Terry also disputed reports that the fund was meant to rescue distressed companies in Bulawayo and Matabeleland only, saying all distressed companies in the country were entitled to it.

“In a strict legal sense, there is no Dimaf and what happened is that CABS has the Old Mutual deposit of $20 million, but we do not yet have the government part of the agreement of $20 million and neither do we have a government guarantee or the agreement between the three parties,” Terry said.

“There is no fund that exists and at the moment these are loans that CABS is giving to distressed companies, which are not part of Dimaf. There seems to be confusion as to who should be the beneficiaries of this fund because when this was launched, it was done in Bulawayo and people thought all the money was supposed to go to Bulawayo industries.

According to the Memorandum of Understanding (MoU), all distressed companies in Zimbabwe are supposed to benefit.”

Terry added: “Effectively, there is still no fund and what happened was that Old Mutual — in consultation with CABS — said we should just start distributing their $20 million in good faith and CABS was taking a risk because there is no guarantee and we are just acting in good faith and risk making losses.”

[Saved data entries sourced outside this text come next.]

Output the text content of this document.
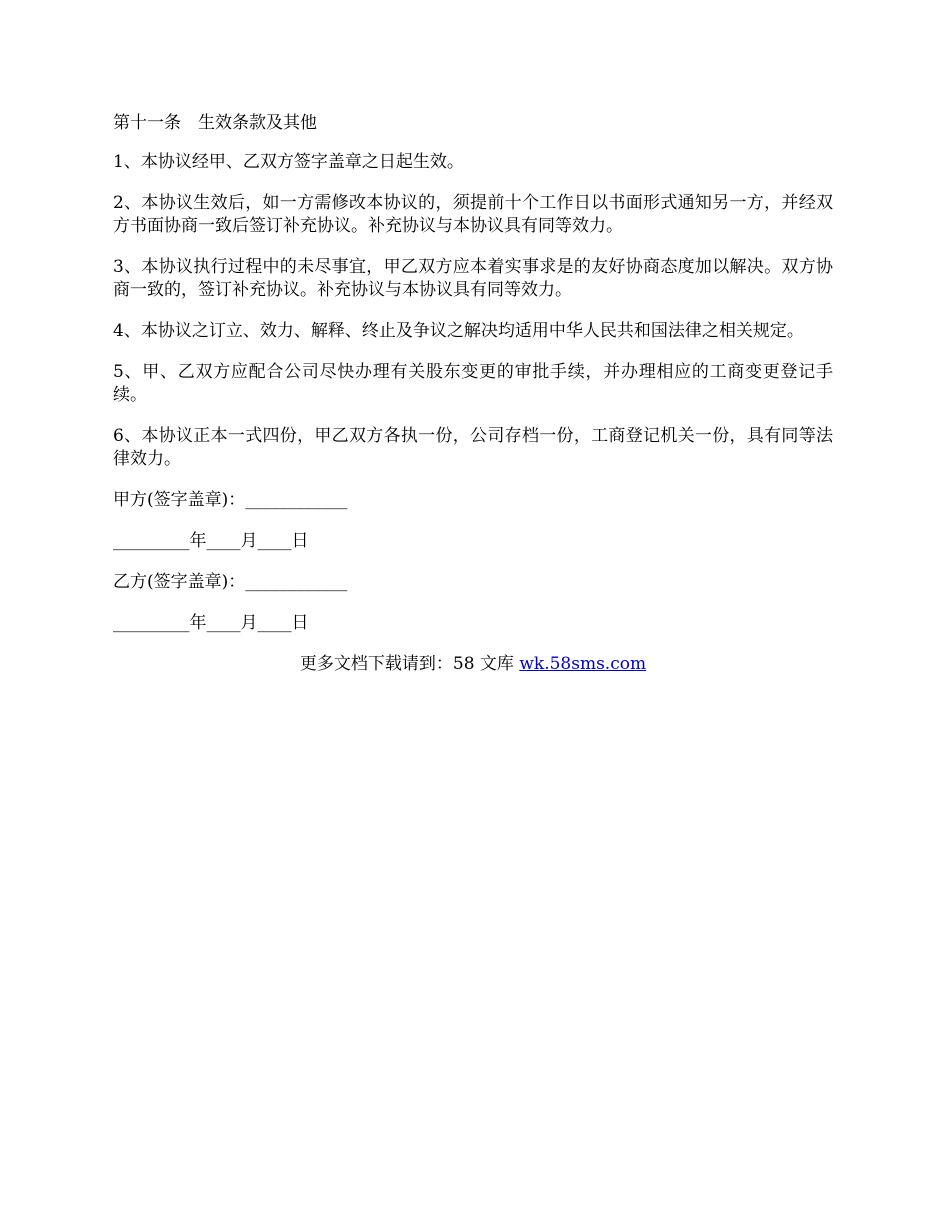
第十一条　生效条款及其他

1、本协议经甲、乙双方签字盖章之日起生效。

2、本协议生效后，如一方需修改本协议的，须提前十个工作日以书面形式通知另一方，并经双方书面协商一致后签订补充协议。补充协议与本协议具有同等效力。

3、本协议执行过程中的未尽事宜，甲乙双方应本着实事求是的友好协商态度加以解决。双方协商一致的，签订补充协议。补充协议与本协议具有同等效力。

4、本协议之订立、效力、解释、终止及争议之解决均适用中华人民共和国法律之相关规定。

5、甲、乙双方应配合公司尽快办理有关股东变更的审批手续，并办理相应的工商变更登记手续。

6、本协议正本一式四份，甲乙双方各执一份，公司存档一份，工商登记机关一份，具有同等法律效力。

甲方(签字盖章)：____________
_________年____月____日
乙方(签字盖章)：____________
_________年____月____日
更多文档下载请到：58 文库 wk.58sms.com
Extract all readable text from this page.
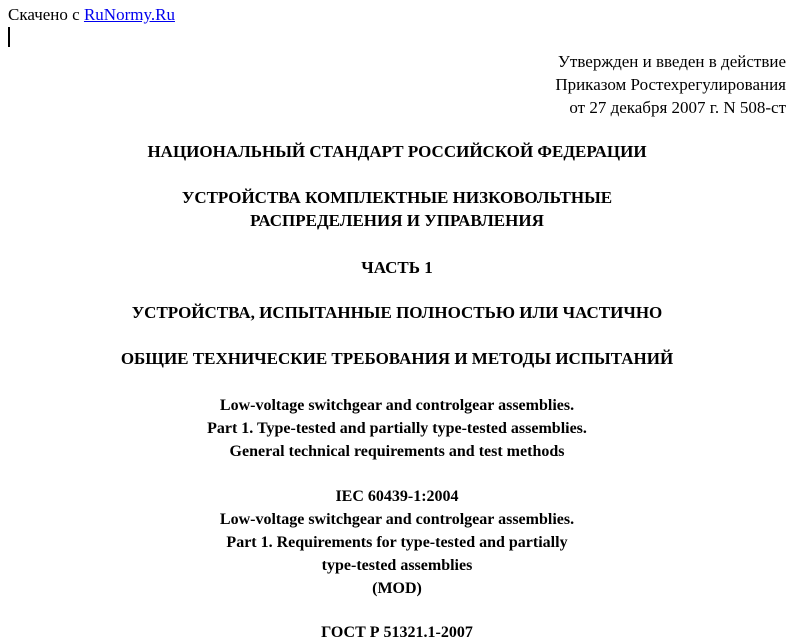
Скачено с RuNormy.Ru
Утвержден и введен в действие
Приказом Ростехрегулирования
от 27 декабря 2007 г. N 508-ст
НАЦИОНАЛЬНЫЙ СТАНДАРТ РОССИЙСКОЙ ФЕДЕРАЦИИ
УСТРОЙСТВА КОМПЛЕКТНЫЕ НИЗКОВОЛЬТНЫЕ
РАСПРЕДЕЛЕНИЯ И УПРАВЛЕНИЯ
ЧАСТЬ 1
УСТРОЙСТВА, ИСПЫТАННЫЕ ПОЛНОСТЬЮ ИЛИ ЧАСТИЧНО
ОБЩИЕ ТЕХНИЧЕСКИЕ ТРЕБОВАНИЯ И МЕТОДЫ ИСПЫТАНИЙ
Low-voltage switchgear and controlgear assemblies.
Part 1. Type-tested and partially type-tested assemblies.
General technical requirements and test methods
IEC 60439-1:2004
Low-voltage switchgear and controlgear assemblies.
Part 1. Requirements for type-tested and partially
type-tested assemblies
(MOD)
ГОСТ Р 51321.1-2007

He, however, told the committee that there had been reports that the International Monetary Fund would soon make funds available to the Ministry of Finance and in turn they might soon satisfy their $20 million obligation to Dimaf.

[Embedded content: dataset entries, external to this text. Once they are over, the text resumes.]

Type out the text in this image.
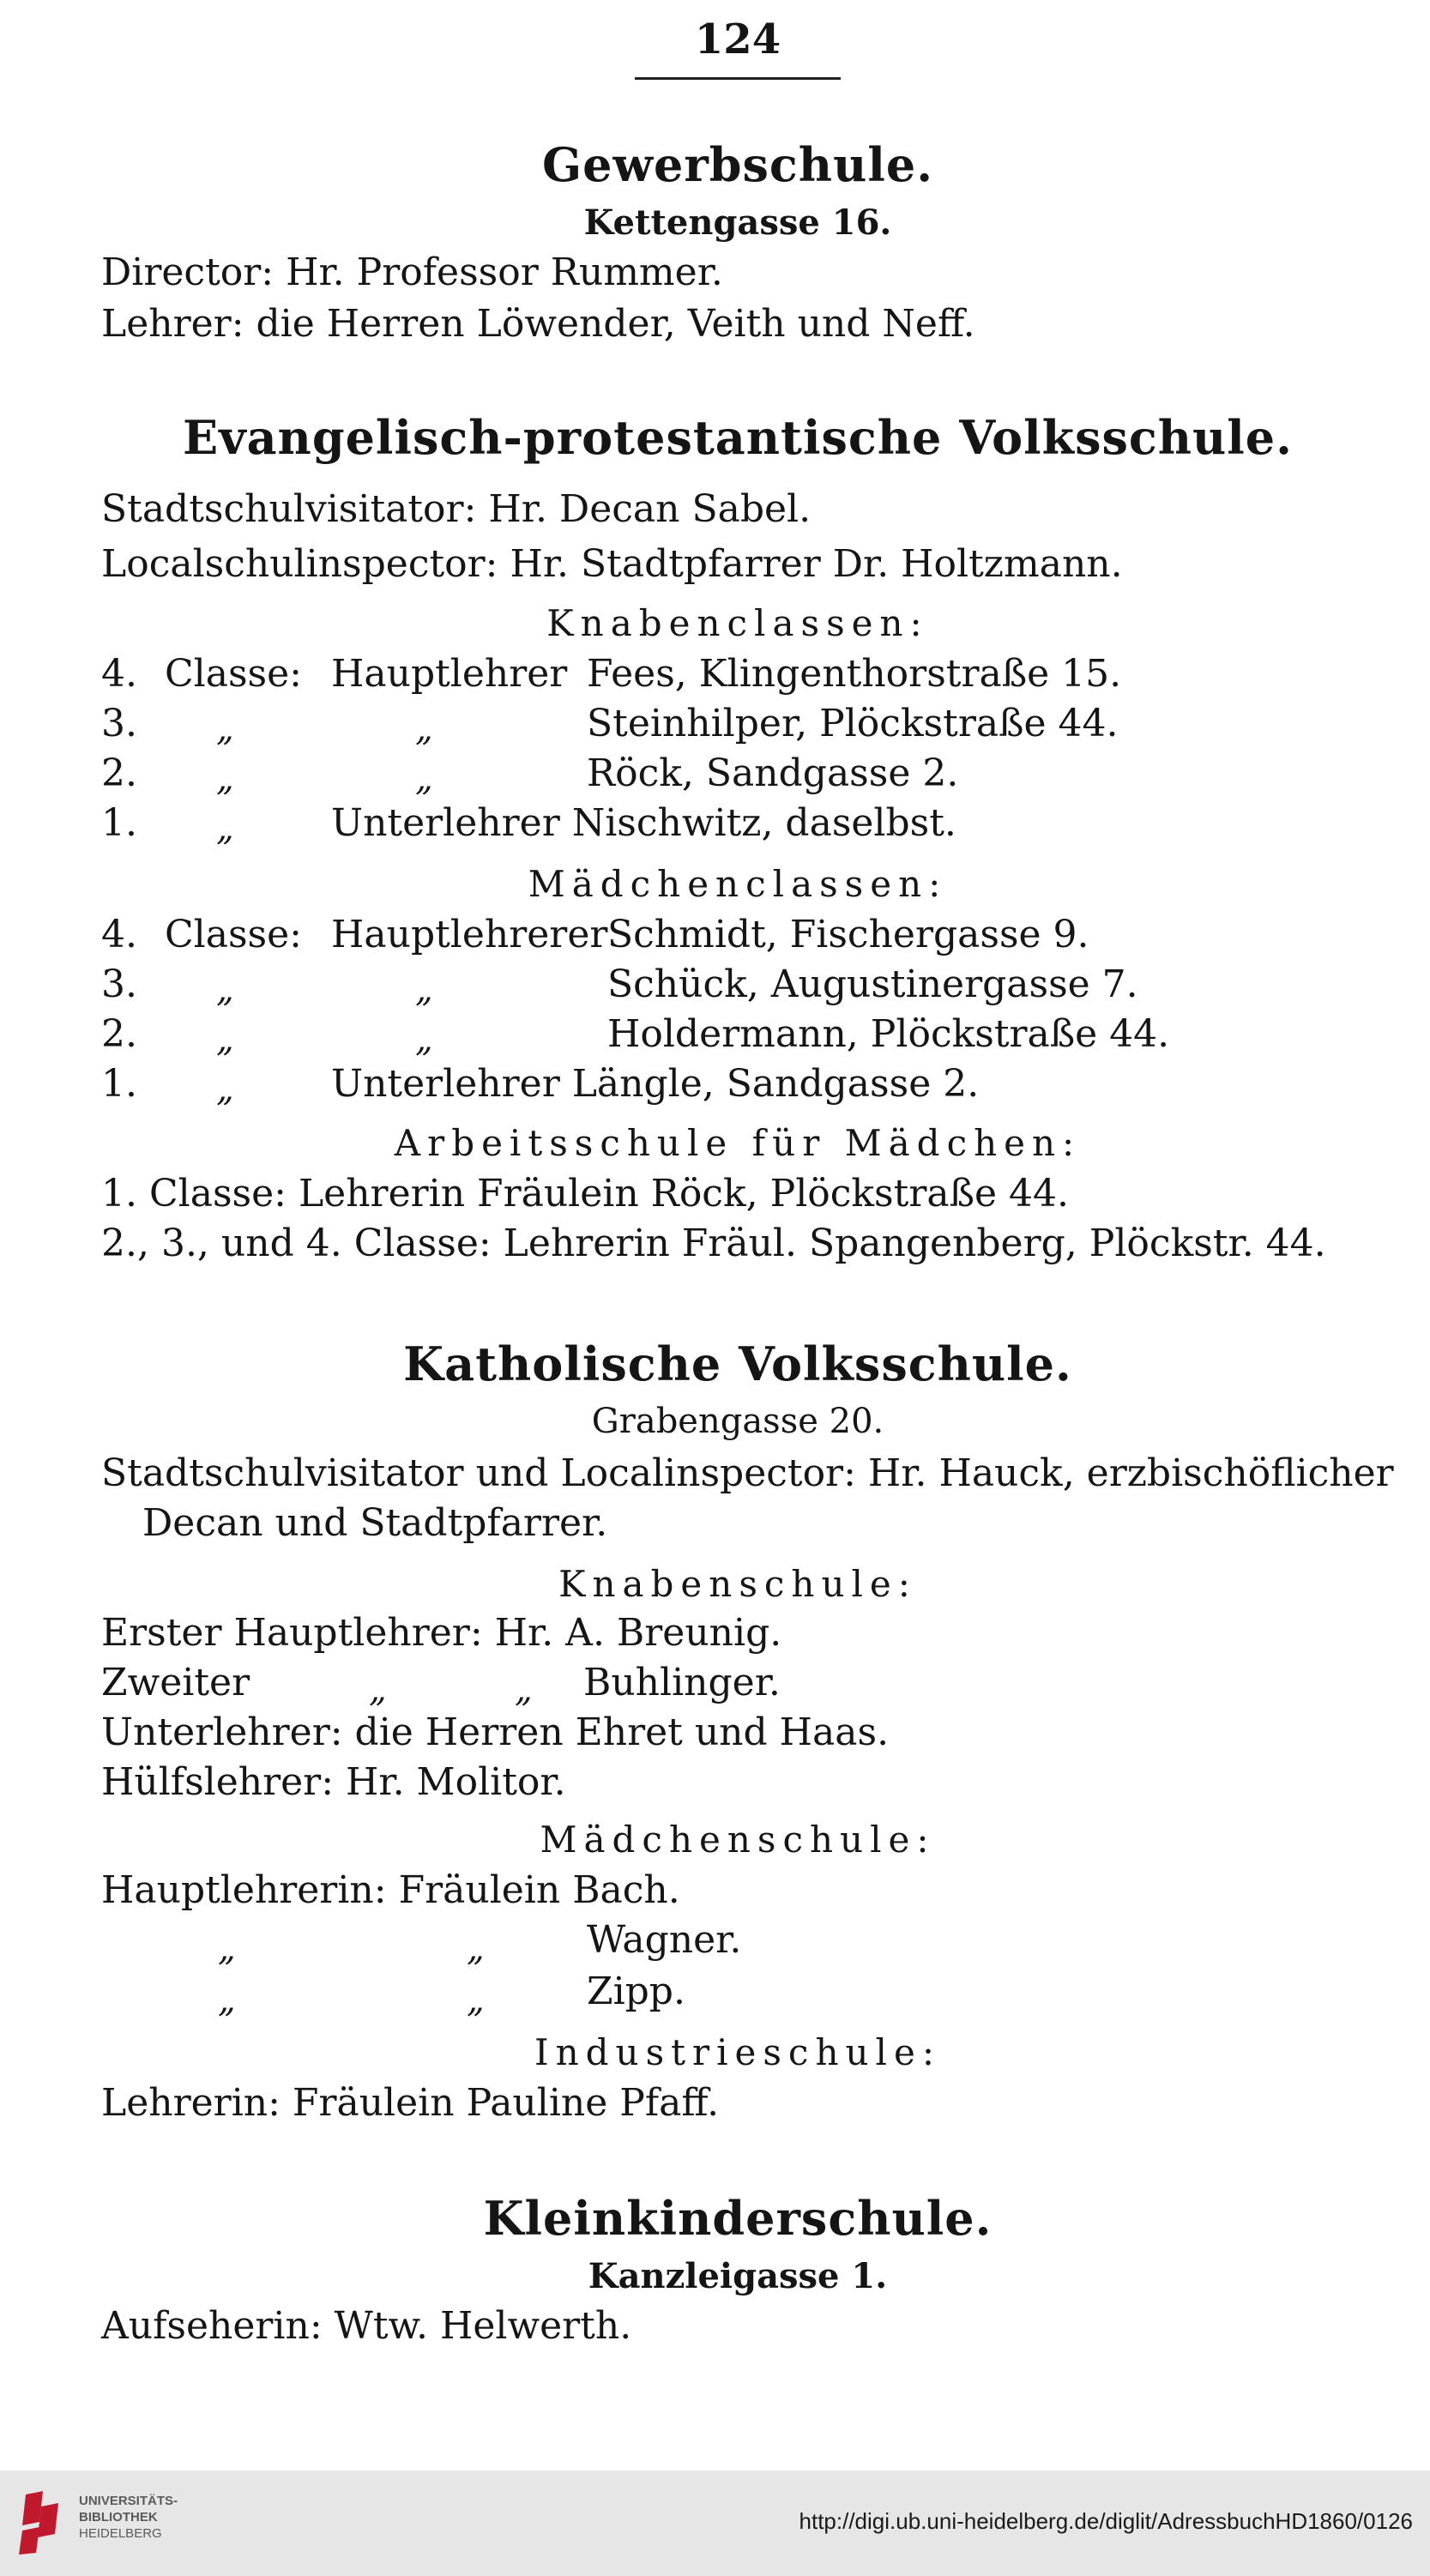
124
Gewerbschule.
Kettengasse 16.
Director: Hr. Professor Rummer.
Lehrer: die Herren Löwender, Veith und Neff.
Evangelisch-protestantische Volksschule.
Stadtschulvisitator: Hr. Decan Sabel.
Localschulinspector: Hr. Stadtpfarrer Dr. Holtzmann.
Knabenclassen:
4. Classe: Hauptlehrer Fees, Klingenthorstraße 15.
3. „	„	Steinhilper, Plöckstraße 44.
2. „	„	Röck, Sandgasse 2.
1. „	Unterlehrer Nischwitz, daselbst.
Mädchenclassen:
4. Classe: Hauptlehrerer Schmidt, Fischergasse 9.
3. „	„	Schück, Augustinergasse 7.
2. „	„	Holdermann, Plöckstraße 44.
1. „	Unterlehrer Längle, Sandgasse 2.
Arbeitsschule für Mädchen:
1. Classe: Lehrerin Fräulein Röck, Plöckstraße 44.
2., 3., und 4. Classe: Lehrerin Fräul. Spangenberg, Plöckstr. 44.
Katholische Volksschule.
Grabengasse 20.
Stadtschulvisitator und Localinspector: Hr. Hauck, erzbischöflicher
Decan und Stadtpfarrer.
Knabenschule:
Erster Hauptlehrer: Hr. A. Breunig.
Zweiter	„	„ Buhlinger.
Unterlehrer: die Herren Ehret und Haas.
Hülfslehrer: Hr. Molitor.
Mädchenschule:
Hauptlehrerin: Fräulein Bach.
„	„	Wagner.
„	„	Zipp.
Industrieschule:
Lehrerin: Fräulein Pauline Pfaff.
Kleinkinderschule.
Kanzleigasse 1.
Aufseherin: Wtw. Helwerth.
UNIVERSITÄTS-
BIBLIOTHEK
HEIDELBERG	http://digi.ub.uni-heidelberg.de/diglit/AdressbuchHD1860/0126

He said from the $20 million deposited into CABS by Old Mutual, $3,96 million had so far been disbursed to six companies.

“We have additional applications for $17,9 million from 31 institutions and we declined seven. We have another 31 we are working on despite the fact that we have no funds from government yet and we have given those loans to companies in Goromonzi, Harare, Marondera, Victoria Falls and the majority of those are in Bulawayo,” Terry said.

He said they were giving each distressed firm a maximum of $1 million and the conditions were not set by CABS but were in the MoU.

Terry said in the event that government did not pay its $20 million obligation, the disbursements would be treated as CABS loans.

“From the 10% interest, CABS will get 3% administration fees and the rest will go to government and Old Mutual,” Terry said.

“The conditions are that we give loans to businesses with clear evidence they will have a positive impact in terms of profitability and employment creation. We want a clean report of sound credit standing and there is a list of documents required like business profiles, certificates of business incorporation, organograms, tax certificates, among other requirements. The interest payable shall be 10% and no loan shall be for a period of more than 10 months.”

But committee members expressed concern at the bank’s stringent requirements, adding distressed firms would have to fork out $46 145 per month in interest charges, which would add up to $200 000 in two years.